Adrián Ortiz Romero Cuevas
Uno de los retos más importantes que enfrentarán los gobiernos actuales y futuros en nuestra entidad, es conseguir una gestión efectiva de la interculturalidad y de la pluriculturalidad étnica, que logre pasar del discurso a los hechos. Ambos, son términos que se aplican generalmente en un contexto aspiracional, políticamente correcto —y hasta romantizado— del discurso institucional, pero que para su potencial materialización necesitan mucho más que retórica y buenas intenciones en cuanto a las relaciones entre los poderes públicos y el llamado “cuarto nivel de gobierno indígena” en Oaxaca, y en México.
En efecto, de inicio vale la pena entender a qué se refiere cada uno de esos conceptos. En términos muy simples, la interculturalidad hace referencia a la interacción entre diferentes culturas, donde ninguna se considera superior a otra. Implica un diálogo respetuoso y un intercambio mutuo de conocimientos, valores y tradiciones. Ahora bien, el concepto de pluriculturalidad hace referencia al proceso de construcción de relaciones equitativas entre culturas, basado en el reconocimiento de la diversidad y la promoción de la igualdad de oportunidades. Implica una transformación de las estructuras sociales y las relaciones de poder que históricamente han marginado a las culturas indígenas.
Los retos, en esa materia, no son menores: de inicio, es necesario plasmar correcta y suficientemente dichos conceptos en el texto constitucional local, para que desde ahí pueda haber un despliegue institucional correcto de todo lo que se podría necesitar tanto para adecuar integralmente la legislación estatal a esa visión, como para implementar políticas y acciones efectivas tendientes a generar esta sinergia que hoy parece existir, aunque en los hechos produce fricciones constantes en la relación de los tres ámbitos de gobierno —federal, estatal, municipal— con el ámbito de gobierno indígena que está en francas vías de reconocimiento como una forma alternativa de organización política, social, económica y demás, a las planteadas por la Constitución de la República (en los artículos 2 y 115) para los municipios en el país.
Ese es un primer reto, que luego se topa con las distintas visiones del desarrollo existentes en un marco de pluriculturalidad. ¿Cómo armonizar la visión del desarrollo de las culturas occidentalizadas con respecto a lo que aspiran o esperan los pueblos indígenas respecto a sus tierras, aguas, comunidades o personas integrantes?

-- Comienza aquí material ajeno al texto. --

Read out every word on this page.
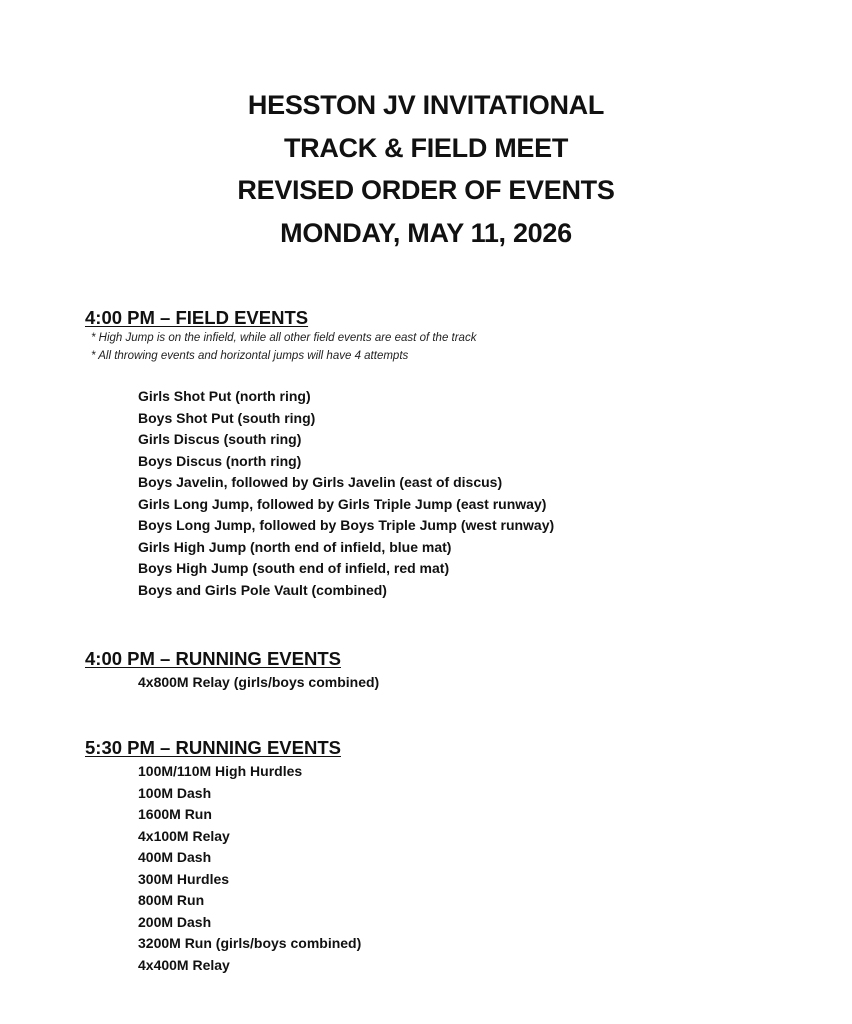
HESSTON JV INVITATIONAL
TRACK & FIELD MEET
REVISED ORDER OF EVENTS
MONDAY, MAY 11, 2026
4:00 PM – FIELD EVENTS
* High Jump is on the infield, while all other field events are east of the track
* All throwing events and horizontal jumps will have 4 attempts
Girls Shot Put (north ring)
Boys Shot Put (south ring)
Girls Discus (south ring)
Boys Discus (north ring)
Boys Javelin, followed by Girls Javelin (east of discus)
Girls Long Jump, followed by Girls Triple Jump (east runway)
Boys Long Jump, followed by Boys Triple Jump (west runway)
Girls High Jump (north end of infield, blue mat)
Boys High Jump (south end of infield, red mat)
Boys and Girls Pole Vault (combined)
4:00 PM – RUNNING EVENTS
4x800M Relay (girls/boys combined)
5:30 PM – RUNNING EVENTS
100M/110M High Hurdles
100M Dash
1600M Run
4x100M Relay
400M Dash
300M Hurdles
800M Run
200M Dash
3200M Run (girls/boys combined)
4x400M Relay
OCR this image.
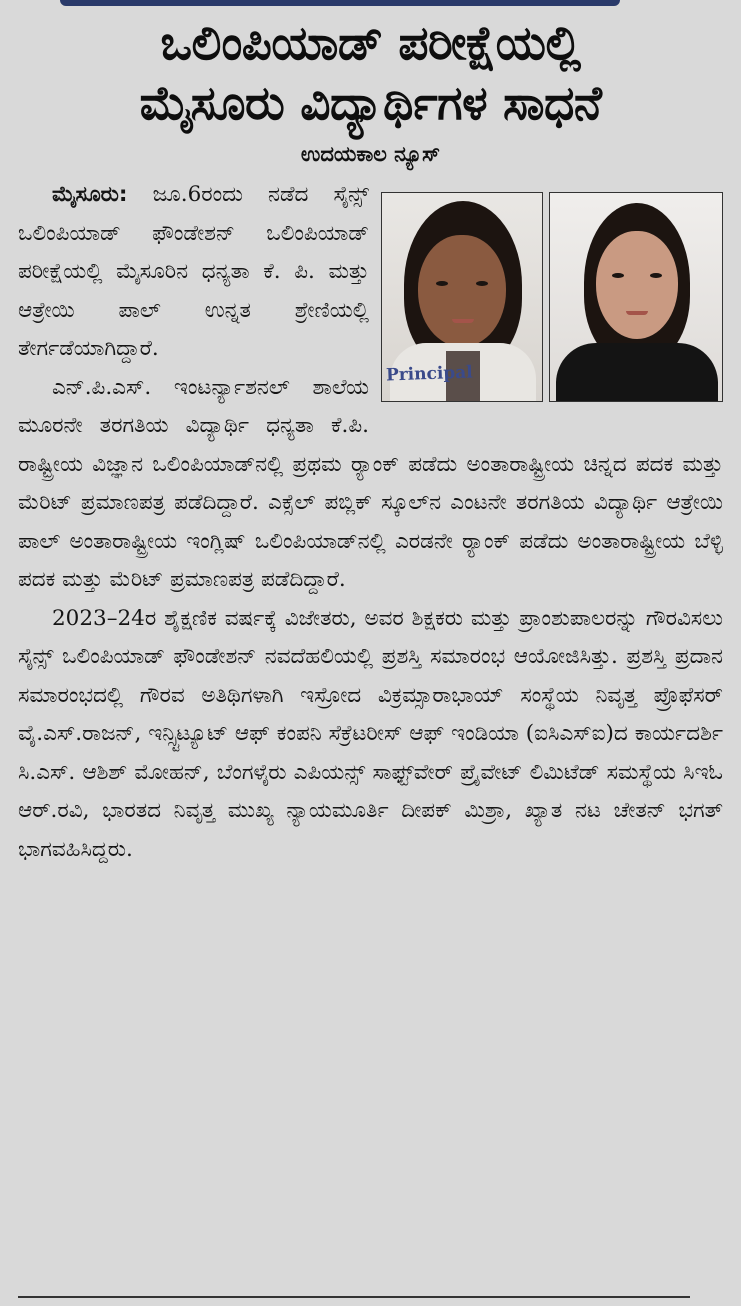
ಒಲಿಂಪಿಯಾಡ್ ಪರೀಕ್ಷೆಯಲ್ಲಿ
ಮೈಸೂರು ವಿದ್ಯಾರ್ಥಿಗಳ ಸಾಧನೆ
ಉದಯಕಾಲ ನ್ಯೂಸ್
Principal

ಮೈಸೂರು: ಜೂ.6ರಂದು ನಡೆದ ಸೈನ್ಸ್ ಒಲಿಂಪಿಯಾಡ್ ಫೌಂಡೇಶನ್ ಒಲಿಂಪಿಯಾಡ್ ಪರೀಕ್ಷೆಯಲ್ಲಿ ಮೈಸೂರಿನ ಧನ್ಯತಾ ಕೆ. ಪಿ. ಮತ್ತು ಆತ್ರೇಯಿ ಪಾಲ್ ಉನ್ನತ ಶ್ರೇಣಿಯಲ್ಲಿ ತೇರ್ಗಡೆಯಾಗಿದ್ದಾರೆ.

ಎನ್.ಪಿ.ಎಸ್. ಇಂಟರ್ನ್ಯಾಶನಲ್ ಶಾಲೆಯ ಮೂರನೇ ತರಗತಿಯ ವಿದ್ಯಾರ್ಥಿ ಧನ್ಯತಾ ಕೆ.ಪಿ. ರಾಷ್ಟ್ರೀಯ ವಿಜ್ಞಾನ ಒಲಿಂಪಿಯಾಡ್‌ನಲ್ಲಿ ಪ್ರಥಮ ರ್‍ಯಾಂಕ್ ಪಡೆದು ಅಂತಾರಾಷ್ಟ್ರೀಯ ಚಿನ್ನದ ಪದಕ ಮತ್ತು ಮೆರಿಟ್ ಪ್ರಮಾಣಪತ್ರ ಪಡೆದಿದ್ದಾರೆ. ಎಕ್ಸೆಲ್ ಪಬ್ಲಿಕ್ ಸ್ಕೂಲ್‌ನ ಎಂಟನೇ ತರಗತಿಯ ವಿದ್ಯಾರ್ಥಿ ಆತ್ರೇಯಿ ಪಾಲ್ ಅಂತಾರಾಷ್ಟ್ರೀಯ ಇಂಗ್ಲಿಷ್ ಒಲಿಂಪಿಯಾಡ್‌ನಲ್ಲಿ ಎರಡನೇ ರ್‍ಯಾಂಕ್ ಪಡೆದು ಅಂತಾರಾಷ್ಟ್ರೀಯ ಬೆಳ್ಳಿ ಪದಕ ಮತ್ತು ಮೆರಿಟ್ ಪ್ರಮಾಣಪತ್ರ ಪಡೆದಿದ್ದಾರೆ.

2023–24ರ ಶೈಕ್ಷಣಿಕ ವರ್ಷಕ್ಕೆ ವಿಜೇತರು, ಅವರ ಶಿಕ್ಷಕರು ಮತ್ತು ಪ್ರಾಂಶುಪಾಲರನ್ನು ಗೌರವಿಸಲು ಸೈನ್ಸ್ ಒಲಿಂಪಿಯಾಡ್ ಫೌಂಡೇಶನ್ ನವದೆಹಲಿಯಲ್ಲಿ ಪ್ರಶಸ್ತಿ ಸಮಾರಂಭ ಆಯೋಜಿಸಿತ್ತು. ಪ್ರಶಸ್ತಿ ಪ್ರದಾನ ಸಮಾರಂಭದಲ್ಲಿ ಗೌರವ ಅತಿಥಿಗಳಾಗಿ ಇಸ್ರೋದ ವಿಕ್ರಮ್ಸಾರಾಭಾಯ್ ಸಂಸ್ಥೆಯ ನಿವೃತ್ತ ಪ್ರೊಫೆಸರ್ ವೈ.ಎಸ್.ರಾಜನ್, ಇನ್ಸ್ಟಿಟ್ಯೂಟ್ ಆಫ್ ಕಂಪನಿ ಸೆಕ್ರೆಟರೀಸ್ ಆಫ್ ಇಂಡಿಯಾ (ಐಸಿಎಸ್‌ಐ)ದ ಕಾರ್ಯದರ್ಶಿ ಸಿ.ಎಸ್. ಆಶಿಶ್ ಮೋಹನ್, ಬೆಂಗಳೈರು ಎಪಿಯನ್ಸ್ ಸಾಫ್ಟ್‌ವೇರ್ ಪ್ರೈವೇಟ್ ಲಿಮಿಟೆಡ್ ಸಮಸ್ಥೆಯ ಸಿಇಓ ಆರ್.ರವಿ, ಭಾರತದ ನಿವೃತ್ತ ಮುಖ್ಯ ನ್ಯಾಯಮೂರ್ತಿ ದೀಪಕ್ ಮಿಶ್ರಾ, ಖ್ಯಾತ ನಟ ಚೇತನ್ ಭಗತ್ ಭಾಗವಹಿಸಿದ್ದರು.
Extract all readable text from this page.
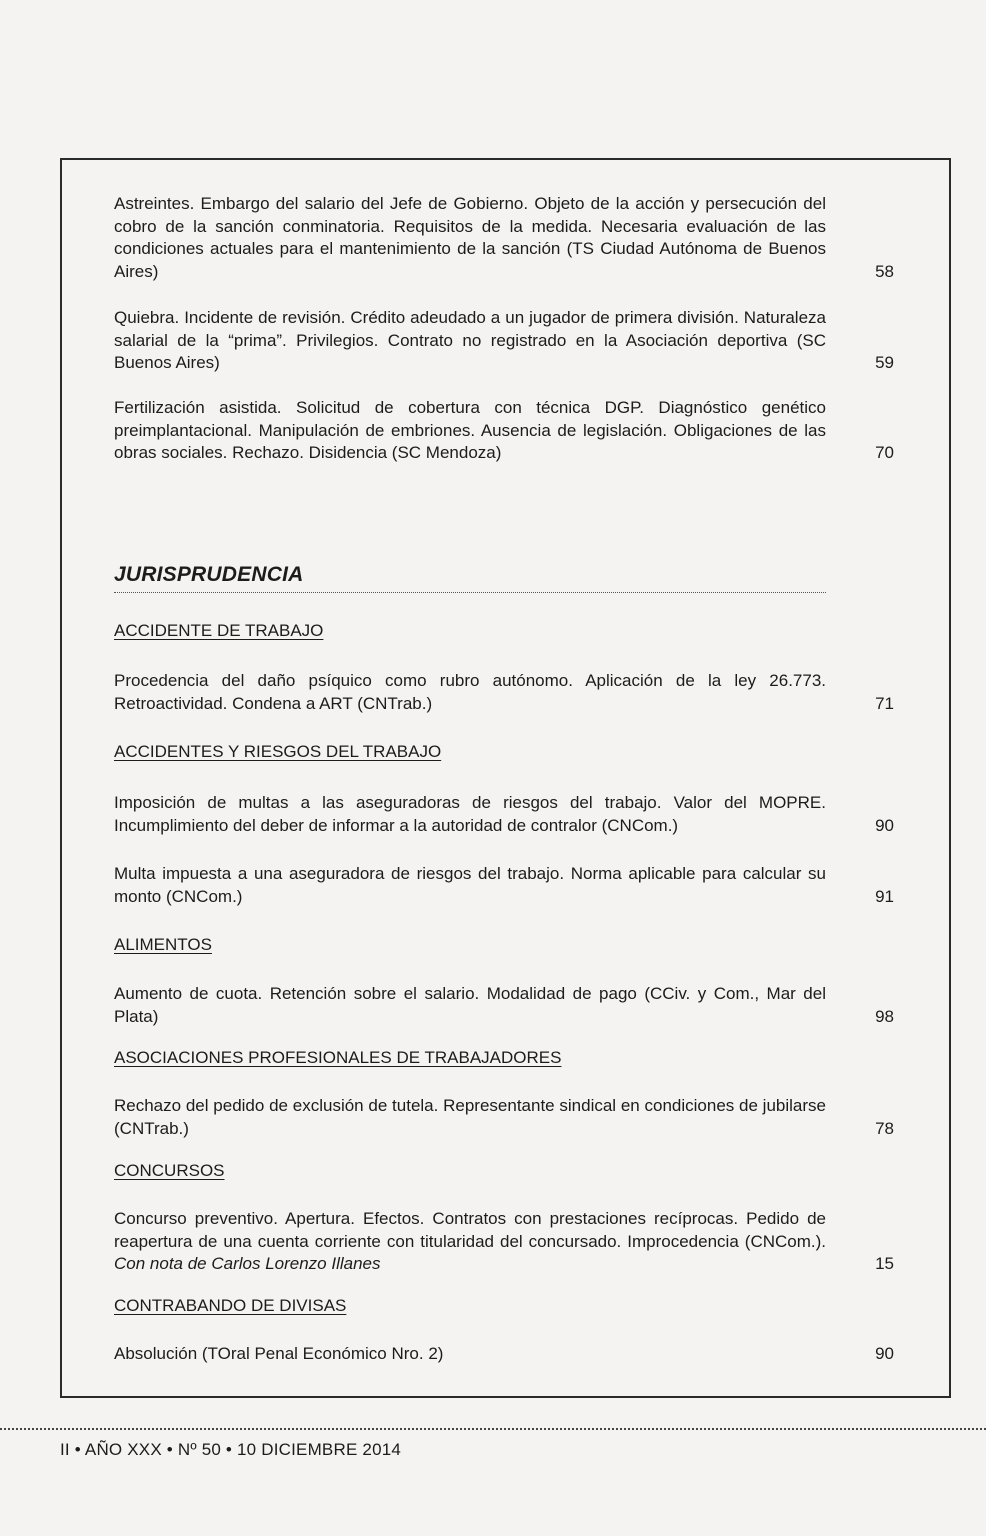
Astreintes. Embargo del salario del Jefe de Gobierno. Objeto de la acción y persecución del cobro de la sanción conminatoria. Requisitos de la medida. Necesaria evaluación de las condiciones actuales para el mantenimiento de la sanción (TS Ciudad Autónoma de Buenos Aires)	58
Quiebra. Incidente de revisión. Crédito adeudado a un jugador de primera división. Naturaleza salarial de la “prima”. Privilegios. Contrato no registrado en la Asociación deportiva (SC Buenos Aires)	59
Fertilización asistida. Solicitud de cobertura con técnica DGP. Diagnóstico genético preimplantacional. Manipulación de embriones. Ausencia de legislación. Obligaciones de las obras sociales. Rechazo. Disidencia (SC Mendoza)	70
JURISPRUDENCIA
ACCIDENTE DE TRABAJO
Procedencia del daño psíquico como rubro autónomo. Aplicación de la ley 26.773. Retroactividad. Condena a ART (CNTrab.)	71
ACCIDENTES Y RIESGOS DEL TRABAJO
Imposición de multas a las aseguradoras de riesgos del trabajo. Valor del MOPRE. Incumplimiento del deber de informar a la autoridad de contralor (CNCom.)	90
Multa impuesta a una aseguradora de riesgos del trabajo. Norma aplicable para calcular su monto (CNCom.)	91
ALIMENTOS
Aumento de cuota. Retención sobre el salario. Modalidad de pago (CCiv. y Com., Mar del Plata)	98
ASOCIACIONES PROFESIONALES DE TRABAJADORES
Rechazo del pedido de exclusión de tutela. Representante sindical en condiciones de jubilarse (CNTrab.)	78
CONCURSOS
Concurso preventivo. Apertura. Efectos. Contratos con prestaciones recíprocas. Pedido de reapertura de una cuenta corriente con titularidad del concursado. Improcedencia (CNCom.). Con nota de Carlos Lorenzo Illanes	15
CONTRABANDO DE DIVISAS
Absolución (TOral Penal Económico Nro. 2)	90
II • AÑO XXX • Nº 50 • 10 DICIEMBRE 2014
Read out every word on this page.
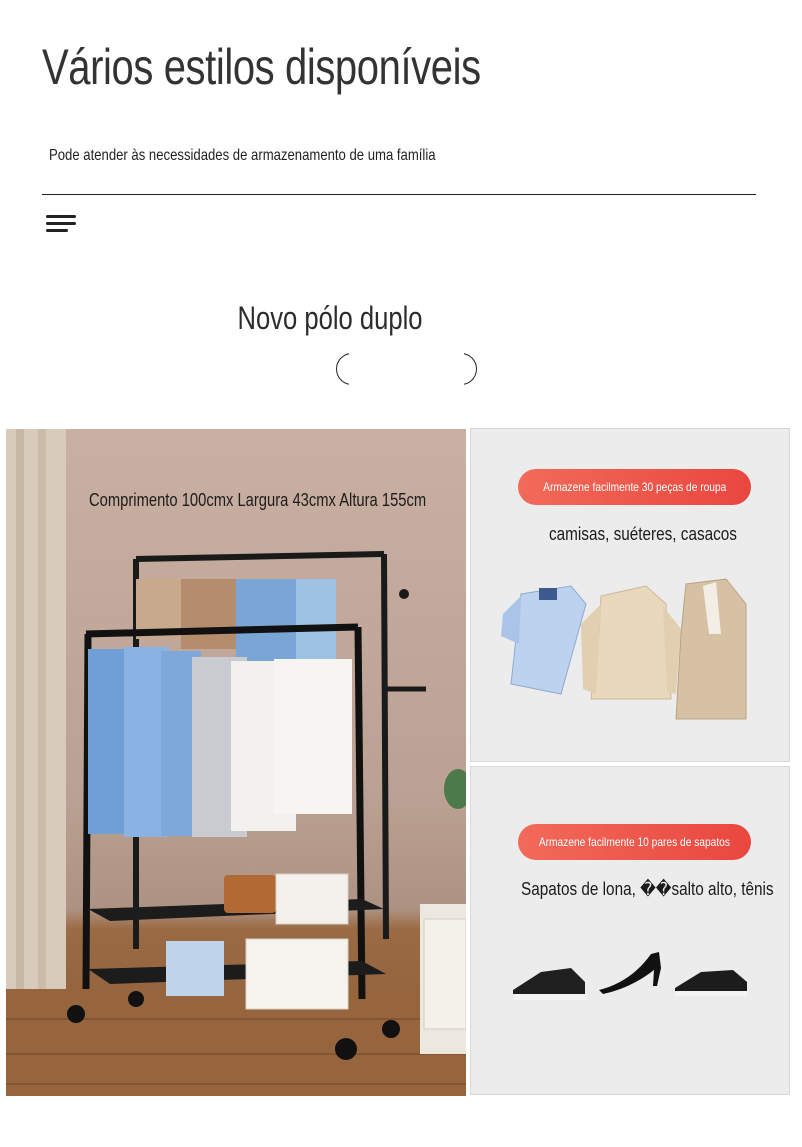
Vários estilos disponíveis
Pode atender às necessidades de armazenamento de uma família
Novo pólo duplo
Comprimento 100cmx Largura 43cmx Altura 155cm
Armazene facilmente 30 peças de roupa
camisas, suéteres, casacos
Armazene facilmente 10 pares de sapatos
Sapatos de lona, ��salto alto, tênis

Ese ha sido uno de los retos más profundos que presenta Oaxaca: hacer coincidir, por ejemplo, los beneficios de un megaproyecto industrial —llámese un canal interoceánico, infraestructura eólica, represa de aguas o la explotación de recursos naturales como en bosques, subsuelo o minas, entre otros— con lo que una comunidad originaria desea como destino para su entorno.
Nadie —se supone— debería pasar por encima de nadie en el establecimiento o la convivencia entre las visiones del desarrollo. Justo a eso se refiere el concepto de la interculturalidad: todos y todas valen lo mismo, y todas las visiones del desarrollo y los conceptos del mundo tienen la misma valía. Ahí, pues, tendrán que radicar las concepciones del ejercicio de la política, las relaciones de poder y las exigencias entre ámbitos de gobierno.
Quién sabe si, más allá del discurso, en las instancias encargadas de la gestión de la gobernabilidad en los ámbitos estatal y federal, están claros de ello, y de los enormes retos que ello implica para Oaxaca en los siguientes lustros.
Lo importante, insistimos, radica en poder pasar sustantivamente del discurso a los hechos. Veremos.